The incident in Harrisburg was the latest in a series of art mishaps at museums, convention centers and national monuments across the world.

  • A family in Kansas got a bill for $132,000 in June after their 5-year-old son "hugged" a statue at a community center that collapsed onto him and broke. The family's insurance company paid the city for the damage.
  • Earlier this year, a visitor trying to snap a selfie at a Washington museum fell into a patch of glass pumpkin sculptures, breaking one of them.
  • Last year, an 800-year-old stone coffin in Britain was damaged after relatives put a child into it for a photo. When the child got out of the coffin, a piece of stone broke off. The family left without reporting the damage, according to a report in the New York Times.
  • Two children in Shanghai last year touched an angel statue at a glass museum while their parents recorded video of the interaction. One child then pulled the sculpture away from the wall, breaking it.
  • A man fiddling with a rare sculptural clock mounted on the wall at the National Watch and Clock Museum in Lancaster caused it to fall to the floor in 2016, where pieces broke off. 

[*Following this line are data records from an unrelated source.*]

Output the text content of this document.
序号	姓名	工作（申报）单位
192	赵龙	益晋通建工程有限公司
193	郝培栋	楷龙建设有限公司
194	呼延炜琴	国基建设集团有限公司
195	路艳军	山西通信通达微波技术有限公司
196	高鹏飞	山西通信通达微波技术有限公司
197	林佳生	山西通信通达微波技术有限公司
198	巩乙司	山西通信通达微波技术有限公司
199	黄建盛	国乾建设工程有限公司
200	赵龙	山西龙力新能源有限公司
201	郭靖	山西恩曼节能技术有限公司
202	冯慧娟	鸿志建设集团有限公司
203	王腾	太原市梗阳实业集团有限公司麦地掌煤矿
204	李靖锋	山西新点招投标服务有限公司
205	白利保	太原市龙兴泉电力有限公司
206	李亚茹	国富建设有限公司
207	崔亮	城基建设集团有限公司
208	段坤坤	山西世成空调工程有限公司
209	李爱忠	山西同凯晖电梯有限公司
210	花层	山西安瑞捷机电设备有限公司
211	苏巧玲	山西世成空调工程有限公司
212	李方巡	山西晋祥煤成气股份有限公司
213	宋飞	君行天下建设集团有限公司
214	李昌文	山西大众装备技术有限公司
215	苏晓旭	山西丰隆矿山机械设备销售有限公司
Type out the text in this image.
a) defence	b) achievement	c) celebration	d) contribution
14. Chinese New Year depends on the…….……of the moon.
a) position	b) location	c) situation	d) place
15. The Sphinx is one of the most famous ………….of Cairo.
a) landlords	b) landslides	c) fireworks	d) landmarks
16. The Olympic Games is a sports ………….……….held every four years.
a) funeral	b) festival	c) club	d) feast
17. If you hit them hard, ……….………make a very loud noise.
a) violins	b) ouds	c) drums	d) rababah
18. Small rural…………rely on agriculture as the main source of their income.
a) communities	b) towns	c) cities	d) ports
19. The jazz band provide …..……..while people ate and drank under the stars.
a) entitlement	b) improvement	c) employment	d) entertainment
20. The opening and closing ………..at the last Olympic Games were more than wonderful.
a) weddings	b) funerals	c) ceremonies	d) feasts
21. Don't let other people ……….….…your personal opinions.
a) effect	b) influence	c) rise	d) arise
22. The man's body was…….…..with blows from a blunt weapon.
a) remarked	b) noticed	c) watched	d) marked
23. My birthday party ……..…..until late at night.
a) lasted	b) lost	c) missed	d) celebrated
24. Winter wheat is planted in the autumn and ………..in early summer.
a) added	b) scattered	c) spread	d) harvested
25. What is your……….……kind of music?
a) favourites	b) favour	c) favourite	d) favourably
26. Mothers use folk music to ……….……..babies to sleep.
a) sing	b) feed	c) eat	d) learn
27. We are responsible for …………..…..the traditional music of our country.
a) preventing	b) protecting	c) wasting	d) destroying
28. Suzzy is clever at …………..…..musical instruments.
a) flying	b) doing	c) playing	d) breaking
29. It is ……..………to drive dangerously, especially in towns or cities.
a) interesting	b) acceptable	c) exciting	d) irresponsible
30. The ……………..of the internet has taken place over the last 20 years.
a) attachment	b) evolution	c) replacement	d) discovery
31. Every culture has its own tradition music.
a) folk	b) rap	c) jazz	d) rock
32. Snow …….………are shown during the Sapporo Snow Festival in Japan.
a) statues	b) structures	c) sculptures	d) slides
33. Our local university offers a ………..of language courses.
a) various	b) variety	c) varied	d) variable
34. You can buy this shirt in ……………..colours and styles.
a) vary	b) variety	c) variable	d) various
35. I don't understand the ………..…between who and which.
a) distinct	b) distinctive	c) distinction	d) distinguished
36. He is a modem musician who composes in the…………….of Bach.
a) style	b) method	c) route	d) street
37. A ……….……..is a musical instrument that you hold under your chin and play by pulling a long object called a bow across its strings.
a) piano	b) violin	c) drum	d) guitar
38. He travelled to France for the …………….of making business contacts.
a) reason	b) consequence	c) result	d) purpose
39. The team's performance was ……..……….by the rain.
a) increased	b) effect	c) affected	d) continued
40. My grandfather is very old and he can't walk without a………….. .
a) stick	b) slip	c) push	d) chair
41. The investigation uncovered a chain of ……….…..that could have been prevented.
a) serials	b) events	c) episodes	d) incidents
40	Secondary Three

Increasingly, people have taken to desecrating art and national monuments due to a "degradation" in the idea that things are "hands-off," LaBar said.

"Everything seems more interactive in our lives and we're more likely to involve ourselves in everything and taking selfies and that whole side of the equation," he said. "It's just a change in the culture."

A change that museum directors should take close note of, he said.

"In general," he said, "museums probably need to be more conscious of sending consistent messages to visitors."